Wednesday, April 8, 2009

Architects' Travels


Architects' travels have been the subjects of earlier posts. Many of the collections in the Southeastern Architectural Archive include not only photographs of individual and firm projects, but also images of architects' tourist destinations.

Studio photographers such as the Alinari Brothers (Italy), Bonfils (Greece/Near East), Francis Frith (Egypt/Great Britain) and Sebah and Joaillier (Turkey) capitalized on travelers' desires to return home with visual mementoes. Often such images were produced as collodion wet plate or albumen prints on paper. They were inexpensive and portable, and could be purchased invididually or in sets. The latter could include wet collodion positives produced as lantern slides for public presentations.
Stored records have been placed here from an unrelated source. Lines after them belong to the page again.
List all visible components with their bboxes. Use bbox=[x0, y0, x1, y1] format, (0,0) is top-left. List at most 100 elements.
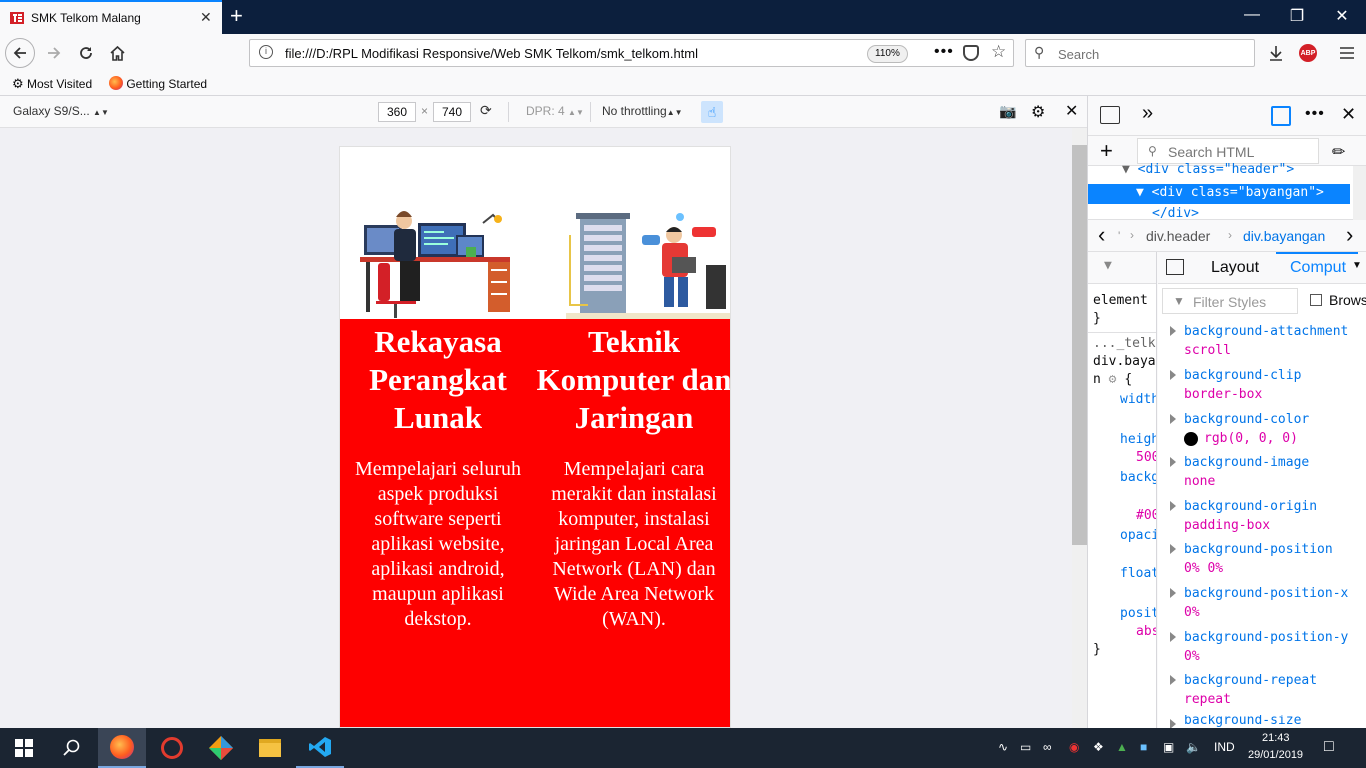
responsive-mode-icon[interactable] bbox=[1271, 106, 1291, 126]
more-tools-chevron-icon[interactable]: » bbox=[1142, 102, 1153, 125]
restore-icon[interactable]: ❐ bbox=[1282, 6, 1312, 26]
expand-icon[interactable] bbox=[1170, 370, 1176, 380]
expand-icon[interactable] bbox=[1170, 414, 1176, 424]
new-tab-button[interactable]: + bbox=[230, 4, 243, 28]
breadcrumb-prev-icon[interactable]: ‹ bbox=[1098, 222, 1105, 248]
downloads-button[interactable] bbox=[1262, 39, 1290, 67]
tree-node-close[interactable]: </div> bbox=[1152, 206, 1199, 221]
clock-time[interactable]: 21:43 bbox=[1262, 732, 1290, 744]
color-swatch[interactable] bbox=[1184, 432, 1198, 446]
rule-source[interactable]: ..._telkom bbox=[1093, 336, 1156, 351]
expand-icon[interactable] bbox=[1170, 501, 1176, 511]
decl[interactable]: opaci bbox=[1120, 528, 1156, 543]
device-selector[interactable]: Galaxy S9/S... ▲▼ bbox=[13, 104, 109, 118]
bookmark-star-icon[interactable]: ☆ bbox=[991, 42, 1006, 62]
page-actions-icon[interactable]: ••• bbox=[934, 43, 954, 61]
breadcrumb-div-header[interactable]: div.header bbox=[1146, 228, 1210, 244]
adblock-button[interactable]: ABP bbox=[1294, 39, 1322, 67]
taskbar-app-kite[interactable] bbox=[197, 728, 245, 768]
network-icon[interactable]: ∿ bbox=[998, 740, 1008, 754]
element-picker-icon[interactable] bbox=[1100, 106, 1120, 124]
tree-node-header[interactable]: ▼ <div class="header"> bbox=[1122, 162, 1294, 177]
dpr-selector[interactable]: DPR: 4 ▲▼ bbox=[526, 104, 584, 118]
search-bar[interactable]: ⚲ Search bbox=[1025, 39, 1255, 67]
expand-icon[interactable] bbox=[1170, 675, 1176, 685]
taskbar-app-garena[interactable] bbox=[148, 728, 196, 768]
browser-tab[interactable]: SMK Telkom Malang ✕ bbox=[0, 0, 222, 34]
computed-item[interactable]: background-position-y 0% bbox=[1158, 628, 1366, 672]
eyedropper-icon[interactable]: ✏ bbox=[1332, 142, 1345, 162]
scrollbar-thumb[interactable] bbox=[1072, 145, 1087, 545]
link-icon[interactable]: ∞ bbox=[1043, 740, 1052, 754]
url-bar[interactable]: i file:///D:/RPL Modifikasi Responsive/W… bbox=[249, 39, 1014, 67]
pocket-icon[interactable] bbox=[963, 45, 979, 61]
add-node-icon[interactable]: + bbox=[1100, 138, 1113, 164]
viewport-scrollbar[interactable] bbox=[1072, 128, 1087, 728]
settings-icon[interactable]: ⚙ bbox=[1031, 102, 1045, 122]
tree-scrollbar[interactable] bbox=[1353, 166, 1366, 220]
search-html-input[interactable]: ⚲ Search HTML bbox=[1137, 138, 1319, 164]
battery-icon[interactable]: ▭ bbox=[1020, 740, 1031, 754]
clock-date[interactable]: 29/01/2019 bbox=[1248, 749, 1303, 761]
close-window-icon[interactable]: ✕ bbox=[1327, 6, 1357, 26]
breadcrumb-next-icon[interactable]: › bbox=[1346, 222, 1353, 248]
language-indicator[interactable]: IND bbox=[1214, 740, 1235, 754]
rotate-icon[interactable]: ⟳ bbox=[480, 102, 492, 119]
toggle-sidebar-icon[interactable] bbox=[1166, 259, 1184, 275]
tabs-dropdown-icon[interactable]: ▼ bbox=[1352, 260, 1362, 271]
decl-value[interactable]: abs bbox=[1136, 624, 1156, 639]
rules-filter[interactable]: ▼ bbox=[1088, 252, 1156, 284]
expand-icon[interactable] bbox=[1170, 588, 1176, 598]
forward-button[interactable] bbox=[40, 39, 68, 67]
site-info-icon[interactable]: i bbox=[259, 45, 273, 59]
computed-item[interactable]: background-position 0% 0% bbox=[1158, 540, 1366, 584]
expand-icon[interactable] bbox=[1170, 326, 1176, 336]
screenshot-icon[interactable]: 📷 bbox=[999, 103, 1016, 120]
tray-windows-icon[interactable]: ❖ bbox=[1093, 740, 1104, 754]
volume-icon[interactable]: 🔈 bbox=[1186, 740, 1201, 754]
back-button[interactable] bbox=[5, 38, 35, 68]
computed-item[interactable]: background-size bbox=[1158, 715, 1366, 728]
decl-value[interactable]: 500 bbox=[1136, 450, 1156, 465]
expand-icon[interactable] bbox=[1170, 544, 1176, 554]
decl[interactable]: float bbox=[1120, 566, 1156, 581]
tab-layout[interactable]: Layout bbox=[1211, 259, 1259, 277]
tab-computed[interactable]: Comput bbox=[1276, 252, 1358, 284]
decl[interactable]: width bbox=[1120, 392, 1156, 407]
zoom-indicator[interactable]: 110% bbox=[867, 45, 908, 63]
computed-item[interactable]: background-color rgb(0, 0, 0) bbox=[1158, 410, 1366, 454]
start-button[interactable] bbox=[0, 728, 48, 768]
tray-display-icon[interactable]: ▣ bbox=[1163, 740, 1174, 754]
tray-app-icon[interactable]: ◉ bbox=[1069, 740, 1079, 754]
tree-node-bayangan-selected[interactable]: ▼ <div class="bayangan"> bbox=[1088, 184, 1350, 204]
reload-button[interactable] bbox=[72, 39, 100, 67]
decl[interactable]: heigh bbox=[1120, 432, 1156, 447]
computed-item[interactable]: background-clip border-box bbox=[1158, 366, 1366, 410]
devtools-options-icon[interactable]: ••• bbox=[1305, 105, 1325, 123]
computed-item[interactable]: background-attachment scroll bbox=[1158, 322, 1366, 366]
computed-item[interactable]: background-position-x 0% bbox=[1158, 584, 1366, 628]
action-center-icon[interactable]: □ bbox=[1324, 738, 1334, 756]
filter-styles-input[interactable]: ▼ Filter Styles bbox=[1162, 288, 1298, 314]
tray-drive-icon[interactable]: ▲ bbox=[1116, 740, 1128, 754]
computed-item[interactable]: background-repeat repeat bbox=[1158, 671, 1366, 715]
bookmark-most-visited[interactable]: ⚙ Most Visited bbox=[12, 76, 92, 92]
tab-close-icon[interactable]: ✕ bbox=[200, 9, 212, 26]
taskbar-firefox[interactable] bbox=[98, 728, 146, 768]
touch-simulation-icon[interactable]: ☝ bbox=[701, 101, 723, 123]
throttling-selector[interactable]: No throttling▲▼ bbox=[602, 104, 683, 118]
viewport-height-input[interactable]: 740 bbox=[433, 102, 471, 122]
tray-app-icon[interactable]: ■ bbox=[1140, 740, 1147, 754]
expand-icon[interactable] bbox=[1170, 719, 1176, 728]
breadcrumb-div-bayangan[interactable]: div.bayangan bbox=[1243, 228, 1325, 244]
search-button[interactable] bbox=[48, 728, 96, 768]
taskbar-file-explorer[interactable] bbox=[246, 728, 294, 768]
expand-icon[interactable] bbox=[1170, 632, 1176, 642]
browser-styles-checkbox[interactable] bbox=[1310, 294, 1322, 306]
taskbar-vscode[interactable] bbox=[296, 728, 344, 768]
computed-item[interactable]: background-image none bbox=[1158, 453, 1366, 497]
menu-button[interactable] bbox=[1333, 39, 1361, 67]
home-button[interactable] bbox=[103, 39, 131, 67]
decl[interactable]: posit bbox=[1120, 606, 1156, 621]
url-text[interactable]: file:///D:/RPL Modifikasi Responsive/Web… bbox=[285, 46, 698, 61]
The Toledano, Wogan and Bernard Office Records housed in the Southeastern Architectural Archive include studio photographs by Alinari, F. Frith & Co., the French photographer "N.D.", Ernesto Richter, Edizioni Brogi, and Anderson's Photos. Here, an unidentified photographer has captured a picturesque scene of nineteenth-century Troyes with its shoemaker's shop on the right.

Image above: Unknown photographer. Troyes, France. Undated print from collodion wet plate negative. Box 54. Toledano, Wogan and Bernard Office Records, Southeastern Architectural Archive, Special Collections Division, Tulane University Libraries.